When Blunt was rejected, he sued the Harris campaign for discrimination, and despite many attempts at settlement and under-the-table payoffs, the dwarf stuck around until the price was right, pocketed his benefits and went back to the circus tent, coke, and his affair with Belinda Mayo, a small prostitute that doubled as a frilly ballerina in one of the producer's unlikely fantasies.
So the recruiter, once burned, was twice shy and was particularly careful in his search for the right candidate. When Little Bob turned up at campaign headquarters looking like Little Lord Fauntleroy in his cute blue serge suit, polished cordovans, and snappy tie, the recruiter was delighted.
The interview went extremely well. Bob was particularly well-spoken, temperate in his responses, cordial and respectful. 'This is the dwarf I have been looking for' and, pending an interview with the head honcho, he would recommend hiring.
After the interview with the Presidential candidate, Kamala remarked to the recruiter, 'I just love the little guy', and soon thereafter he was at the lectern. Asked to say a few words he mounted the lectern up a step ladder brought by an attendant, adjusted the microphone, gestured to the electrician to lower the lights, and began to read his prepared speech.
He had learned his political lesson, and prompted by the lady's aides to say little with as much emotion, passion, and conviction as possible, he began with the usual Ladies and Gentlemen, but then wandered in the weeds of dwarf culture with all the memes, homonyms, viral asides, midget lingo, and obscure references common in circuses and old time vaudeville. It was as good as it gets.
Kamala had familiarized herself with deep ghetto pimp talk and could pass as a ho' for a few minutes; and could do a few bitchy gay comebacks she had learned in the Castro, but this....this incredibly poetic, eloquent dwarf talk did the trick. She was now fully, absolutely inclusive.
'I am proud to stand here before you', Kamala went on, 'here in this great land plenty, and celebrate all its people'. Here according to the teleprompter, she was to point to her little friend; but he had moved, and given his diminutive size, no one had noticed that he was now on the other side of the lectern, so she pointed to air, smiled, and went on. 'Where is that bloody fool?' she whispered to an aide but there he was on the other, right side in a trick he had learned early on.

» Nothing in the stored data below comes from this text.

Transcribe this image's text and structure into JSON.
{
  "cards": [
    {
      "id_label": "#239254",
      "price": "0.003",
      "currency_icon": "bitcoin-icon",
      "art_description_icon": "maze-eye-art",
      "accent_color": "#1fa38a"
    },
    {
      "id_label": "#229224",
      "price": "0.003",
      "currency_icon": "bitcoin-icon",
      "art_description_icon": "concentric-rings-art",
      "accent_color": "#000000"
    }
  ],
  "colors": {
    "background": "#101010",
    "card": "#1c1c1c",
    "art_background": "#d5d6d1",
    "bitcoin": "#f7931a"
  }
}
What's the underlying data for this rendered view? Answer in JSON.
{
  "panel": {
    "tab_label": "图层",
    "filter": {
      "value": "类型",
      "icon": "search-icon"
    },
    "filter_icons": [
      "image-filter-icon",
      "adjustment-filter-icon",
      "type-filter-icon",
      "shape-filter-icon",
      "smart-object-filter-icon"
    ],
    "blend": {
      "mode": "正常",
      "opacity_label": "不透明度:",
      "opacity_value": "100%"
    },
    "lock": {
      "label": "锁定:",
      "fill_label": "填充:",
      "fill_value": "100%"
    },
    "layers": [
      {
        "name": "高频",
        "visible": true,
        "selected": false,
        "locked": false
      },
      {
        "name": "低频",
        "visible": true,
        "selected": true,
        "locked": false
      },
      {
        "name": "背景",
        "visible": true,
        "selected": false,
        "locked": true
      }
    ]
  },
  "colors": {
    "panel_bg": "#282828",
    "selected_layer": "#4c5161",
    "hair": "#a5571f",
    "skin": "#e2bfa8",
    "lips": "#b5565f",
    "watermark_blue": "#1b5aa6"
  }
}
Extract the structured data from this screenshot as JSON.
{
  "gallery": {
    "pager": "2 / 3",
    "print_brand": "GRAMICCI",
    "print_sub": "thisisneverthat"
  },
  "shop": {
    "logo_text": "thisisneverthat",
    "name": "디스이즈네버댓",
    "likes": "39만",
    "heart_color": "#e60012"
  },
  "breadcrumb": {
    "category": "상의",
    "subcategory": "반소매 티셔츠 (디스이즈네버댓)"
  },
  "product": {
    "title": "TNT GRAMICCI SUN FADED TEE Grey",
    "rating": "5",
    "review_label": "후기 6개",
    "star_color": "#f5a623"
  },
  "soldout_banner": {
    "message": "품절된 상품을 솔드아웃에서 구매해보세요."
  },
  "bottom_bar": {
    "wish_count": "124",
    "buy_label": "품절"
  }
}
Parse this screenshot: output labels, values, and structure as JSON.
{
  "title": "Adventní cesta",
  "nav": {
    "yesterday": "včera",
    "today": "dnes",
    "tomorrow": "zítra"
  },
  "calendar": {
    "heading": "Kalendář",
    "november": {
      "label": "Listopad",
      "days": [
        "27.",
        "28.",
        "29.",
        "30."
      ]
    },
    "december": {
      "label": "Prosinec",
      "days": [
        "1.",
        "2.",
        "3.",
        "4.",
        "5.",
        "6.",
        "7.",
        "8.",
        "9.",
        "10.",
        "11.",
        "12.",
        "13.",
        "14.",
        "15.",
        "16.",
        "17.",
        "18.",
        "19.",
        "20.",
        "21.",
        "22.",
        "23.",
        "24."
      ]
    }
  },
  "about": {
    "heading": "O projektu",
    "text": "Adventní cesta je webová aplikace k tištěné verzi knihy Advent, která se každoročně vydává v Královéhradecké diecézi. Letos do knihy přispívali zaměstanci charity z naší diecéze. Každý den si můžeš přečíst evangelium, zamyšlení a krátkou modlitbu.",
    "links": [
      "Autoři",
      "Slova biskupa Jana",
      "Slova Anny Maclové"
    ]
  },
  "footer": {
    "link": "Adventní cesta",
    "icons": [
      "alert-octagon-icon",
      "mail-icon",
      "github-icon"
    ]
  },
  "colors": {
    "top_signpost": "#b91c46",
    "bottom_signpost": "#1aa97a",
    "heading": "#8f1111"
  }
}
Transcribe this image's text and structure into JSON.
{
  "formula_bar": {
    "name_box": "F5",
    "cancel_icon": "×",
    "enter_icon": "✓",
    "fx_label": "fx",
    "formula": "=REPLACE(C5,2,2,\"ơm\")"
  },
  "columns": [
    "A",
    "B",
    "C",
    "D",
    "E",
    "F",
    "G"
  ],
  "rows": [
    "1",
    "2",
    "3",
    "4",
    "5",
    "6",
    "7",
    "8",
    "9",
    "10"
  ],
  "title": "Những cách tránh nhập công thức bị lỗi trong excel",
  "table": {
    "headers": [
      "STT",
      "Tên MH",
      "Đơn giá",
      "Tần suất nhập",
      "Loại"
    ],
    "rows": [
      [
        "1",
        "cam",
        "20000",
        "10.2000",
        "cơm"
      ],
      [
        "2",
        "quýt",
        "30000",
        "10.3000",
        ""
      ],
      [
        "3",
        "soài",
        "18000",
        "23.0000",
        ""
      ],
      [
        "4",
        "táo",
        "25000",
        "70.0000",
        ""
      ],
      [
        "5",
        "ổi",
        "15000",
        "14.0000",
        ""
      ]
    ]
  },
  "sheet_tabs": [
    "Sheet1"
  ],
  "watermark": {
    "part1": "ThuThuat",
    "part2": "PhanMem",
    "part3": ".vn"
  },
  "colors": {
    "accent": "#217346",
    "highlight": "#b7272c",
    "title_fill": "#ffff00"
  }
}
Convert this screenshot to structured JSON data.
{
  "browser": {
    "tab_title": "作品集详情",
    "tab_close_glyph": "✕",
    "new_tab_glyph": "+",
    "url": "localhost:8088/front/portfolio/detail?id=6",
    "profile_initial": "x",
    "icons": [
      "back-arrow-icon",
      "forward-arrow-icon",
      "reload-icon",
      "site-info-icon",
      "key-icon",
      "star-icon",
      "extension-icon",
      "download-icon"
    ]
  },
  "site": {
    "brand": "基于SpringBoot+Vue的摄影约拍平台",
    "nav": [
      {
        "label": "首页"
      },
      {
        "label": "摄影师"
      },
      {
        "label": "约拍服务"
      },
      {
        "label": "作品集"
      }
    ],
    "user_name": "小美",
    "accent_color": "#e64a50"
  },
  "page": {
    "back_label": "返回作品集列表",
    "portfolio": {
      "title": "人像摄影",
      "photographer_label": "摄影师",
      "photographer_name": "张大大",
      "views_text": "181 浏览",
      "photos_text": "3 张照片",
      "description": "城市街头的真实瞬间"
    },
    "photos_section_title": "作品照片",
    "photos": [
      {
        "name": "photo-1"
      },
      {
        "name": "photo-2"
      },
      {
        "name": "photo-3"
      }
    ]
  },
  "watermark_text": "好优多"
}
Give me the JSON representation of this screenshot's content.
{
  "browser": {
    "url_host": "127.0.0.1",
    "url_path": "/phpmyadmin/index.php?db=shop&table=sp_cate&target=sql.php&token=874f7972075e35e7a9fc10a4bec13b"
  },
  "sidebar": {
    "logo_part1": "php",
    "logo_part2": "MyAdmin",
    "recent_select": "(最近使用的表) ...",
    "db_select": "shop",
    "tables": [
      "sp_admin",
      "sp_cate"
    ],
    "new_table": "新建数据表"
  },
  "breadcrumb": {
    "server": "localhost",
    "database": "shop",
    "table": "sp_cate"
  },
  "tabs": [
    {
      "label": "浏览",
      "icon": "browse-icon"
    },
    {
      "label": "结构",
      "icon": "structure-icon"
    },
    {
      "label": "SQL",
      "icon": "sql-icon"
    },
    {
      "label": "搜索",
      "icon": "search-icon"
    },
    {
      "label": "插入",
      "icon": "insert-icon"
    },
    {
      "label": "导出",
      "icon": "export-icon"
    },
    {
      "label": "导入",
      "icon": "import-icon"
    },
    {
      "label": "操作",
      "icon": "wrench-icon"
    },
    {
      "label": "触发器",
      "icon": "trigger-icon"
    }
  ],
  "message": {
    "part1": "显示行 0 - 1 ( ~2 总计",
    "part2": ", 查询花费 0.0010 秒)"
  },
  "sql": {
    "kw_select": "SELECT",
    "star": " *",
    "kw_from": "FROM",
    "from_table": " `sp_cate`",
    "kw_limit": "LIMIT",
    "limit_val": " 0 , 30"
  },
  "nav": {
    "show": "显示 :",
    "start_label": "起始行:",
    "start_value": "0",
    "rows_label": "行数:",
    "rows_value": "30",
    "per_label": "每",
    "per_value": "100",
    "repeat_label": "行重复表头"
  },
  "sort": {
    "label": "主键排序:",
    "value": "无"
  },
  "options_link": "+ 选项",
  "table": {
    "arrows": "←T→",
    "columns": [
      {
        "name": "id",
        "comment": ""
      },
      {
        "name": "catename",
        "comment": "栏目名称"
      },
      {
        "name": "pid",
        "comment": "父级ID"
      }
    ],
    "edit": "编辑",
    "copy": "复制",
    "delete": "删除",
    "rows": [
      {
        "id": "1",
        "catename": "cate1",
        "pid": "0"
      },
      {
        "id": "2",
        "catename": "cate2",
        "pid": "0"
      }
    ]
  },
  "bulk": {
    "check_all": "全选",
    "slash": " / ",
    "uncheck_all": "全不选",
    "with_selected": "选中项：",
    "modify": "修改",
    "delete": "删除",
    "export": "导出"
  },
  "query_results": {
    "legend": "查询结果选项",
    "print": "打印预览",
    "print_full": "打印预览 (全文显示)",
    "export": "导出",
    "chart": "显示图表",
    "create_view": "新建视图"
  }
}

Anyway, she had squared the circle, completed her mission, filled her coterie with just the right balance of black and white, fat and thin, gay and straight, and tall and short. What she didn't understand was human nature and our hardwired competitive streak, and she never anticipated the bitching and moaning among the specialty groups she had assembled. 'Boys will be boys' was her smiling response, but it wasn't until the blacks had ousted the gays and fat girls took center stage after clawing and biting their way that peace reigned.
'Diversity is some hard time', Kamala said.